Oaklands Farm Eggs posts loss after cage-free investment

The company's strategic report says financial results had been affected by a significant investment in cage-free
The company's strategic report says financial results had been affected by a significant investment in cage-free

Oaklands Farm Eggs has posted a pre-tax loss for the last financial year after multi-million-pound investment in cage-free systems.

The company made a loss before tax of £2.6 million in the 12 months to the end of March 2019.

In the same period last year Oaklands made a profit of just under £2 million.

Director Elwyn Griffiths said in his strategic report that the financial results had been affected by the company's investment in cage-free systems.

“With £8 million invested in plant and machinery over the last few years, the company now has systems fit for purpose.

“The exceptional development costs, loss of sales and human resources to achieve this gave us one off costs of £2,970,000 to the business.

“This has obviously impacted on financial performance,” he said in his report.

In his annual report last year, Elwyn said the company aimed to become the UK market leader in barn egg production.

He said the company was already supplying customers with barn eggs and added: “The business plans to become market leaders with cage-free barn production in a similar way to how we have led on colony egg production.

“The business plans to convert units at a rate of a new unit every 20 weeks to a target of over 500,000 cage-free birds.

“The business is now structured to take on more capacity to allow the supply of colony eggs and also to still enable the business to proceed to supply the cage-free market with the highest welfare standards.

“The company will work with the NGOs to establish the best outcomes for bird welfare.”

In his latest report with the 2019 accounts, Elwyn said the company had achieved its target.

“Our ambitious targets of rearing a unit every 20 weeks to become first and largest to market with cage-free egg production we achieved with over 500,00 birds being reared and in lay.

“The company led in the conversion to colony cage from battery cage and are ahead of the market in the new cage-free side of the business.

“This has led to the biggest challenge the family business has ever faced in adapting and developing systems fit for purpose.”

The latest accounts highlight the impact the investment has had on the financial performance of the business over the last 12 months.

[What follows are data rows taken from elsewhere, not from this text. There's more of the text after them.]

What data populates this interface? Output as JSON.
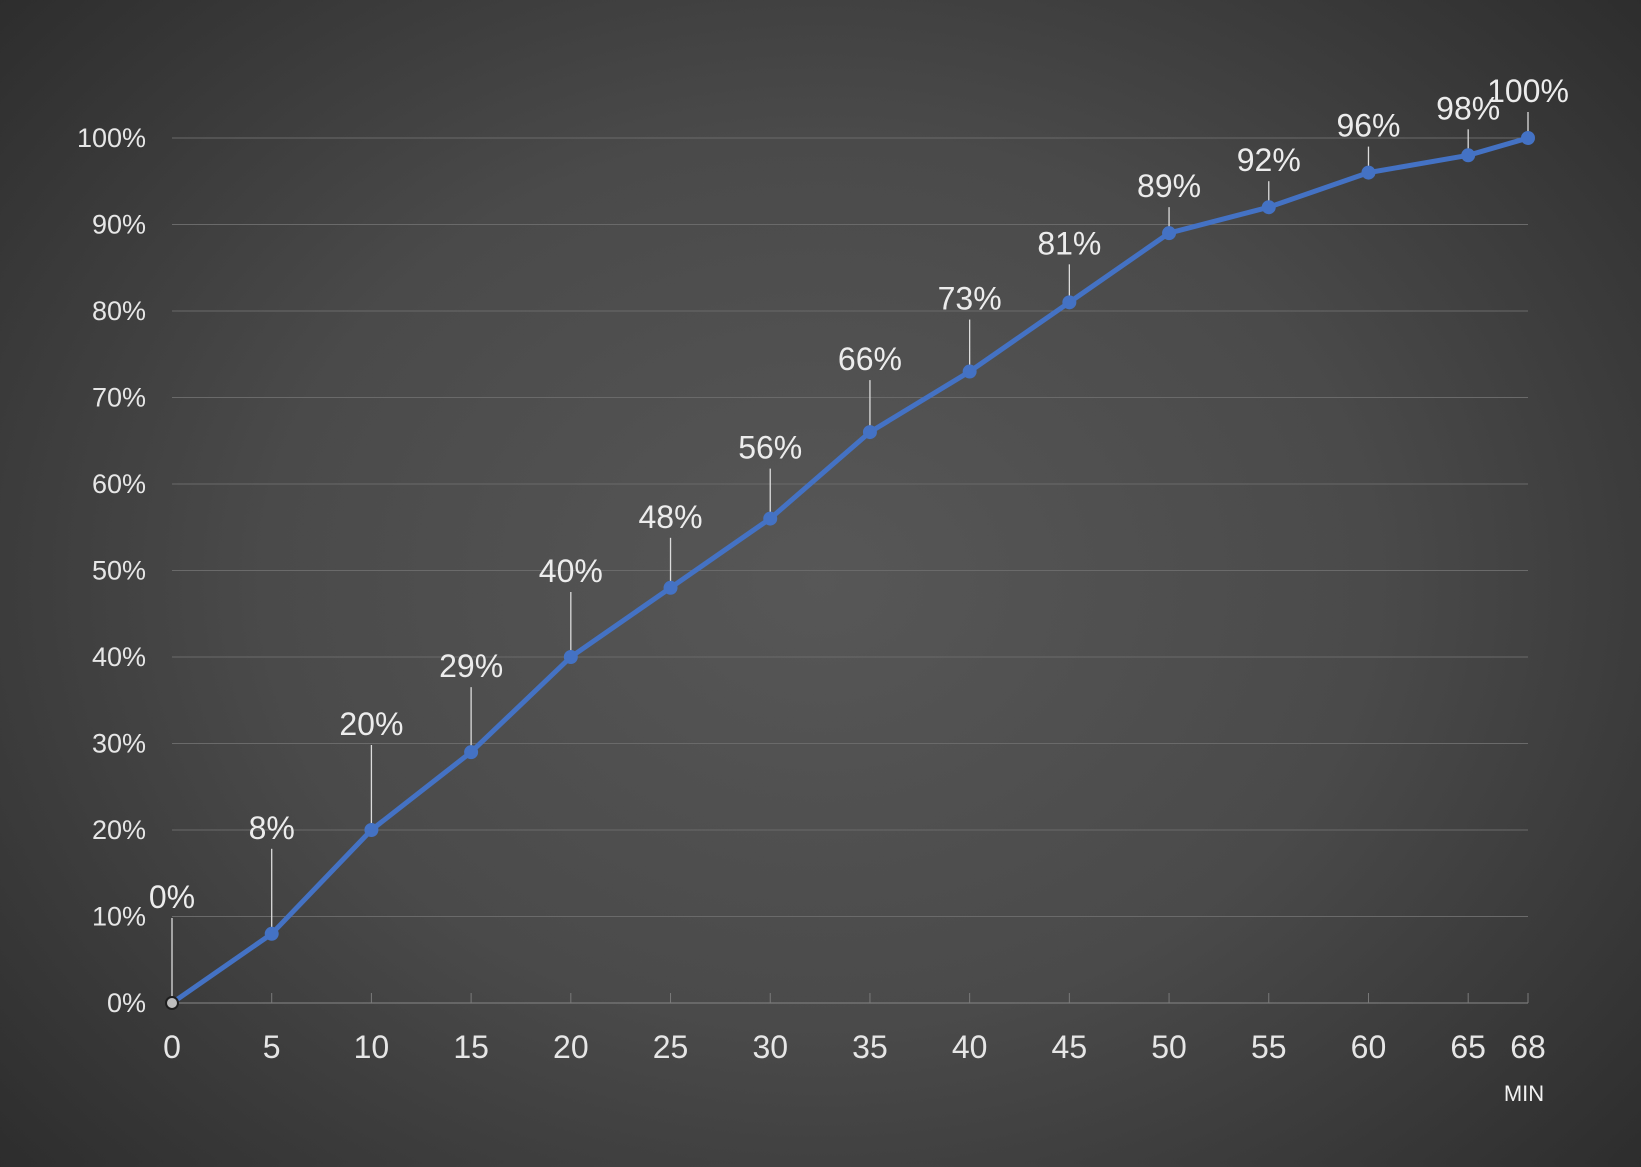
{
  "chart_data": {
    "type": "line",
    "x": [
      0,
      5,
      10,
      15,
      20,
      25,
      30,
      35,
      40,
      45,
      50,
      55,
      60,
      65,
      68
    ],
    "x_tick_labels": [
      "0",
      "5",
      "10",
      "15",
      "20",
      "25",
      "30",
      "35",
      "40",
      "45",
      "50",
      "55",
      "60",
      "65",
      "68"
    ],
    "series": [
      {
        "values": [
          0,
          8,
          20,
          29,
          40,
          48,
          56,
          66,
          73,
          81,
          89,
          92,
          96,
          98,
          100
        ]
      }
    ],
    "data_labels": [
      "0%",
      "8%",
      "20%",
      "29%",
      "40%",
      "48%",
      "56%",
      "66%",
      "73%",
      "81%",
      "89%",
      "92%",
      "96%",
      "98%",
      "100%"
    ],
    "y_tick_labels": [
      "0%",
      "10%",
      "20%",
      "30%",
      "40%",
      "50%",
      "60%",
      "70%",
      "80%",
      "90%",
      "100%"
    ],
    "x_unit_label": "MIN",
    "xlim": [
      0,
      68
    ],
    "ylim": [
      0,
      100
    ],
    "grid": true,
    "legend": "none",
    "colors": {
      "line": "#4472c4",
      "first_point": "#bdbdbd"
    }
  }
}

Turnover was £66.3 million in 2018. It was £63.5 million in 2019. Oaklands suffered a pre-tax loss of £2.6 million.

Elwyn Griffiths pointed out in his strategic report for 2019 that there was no legal requirement for egg producers to go cage-free.

However, he said: “The company believe that to maintain a competitive advantage the business should offer a choice of all four legal production systems to be able to supply across all customer requirements.”

All major retailers in the UK and some leading food manufacturers have committed to moving away from using cage eggs by 2025 following pressure from animal welfare campaigners.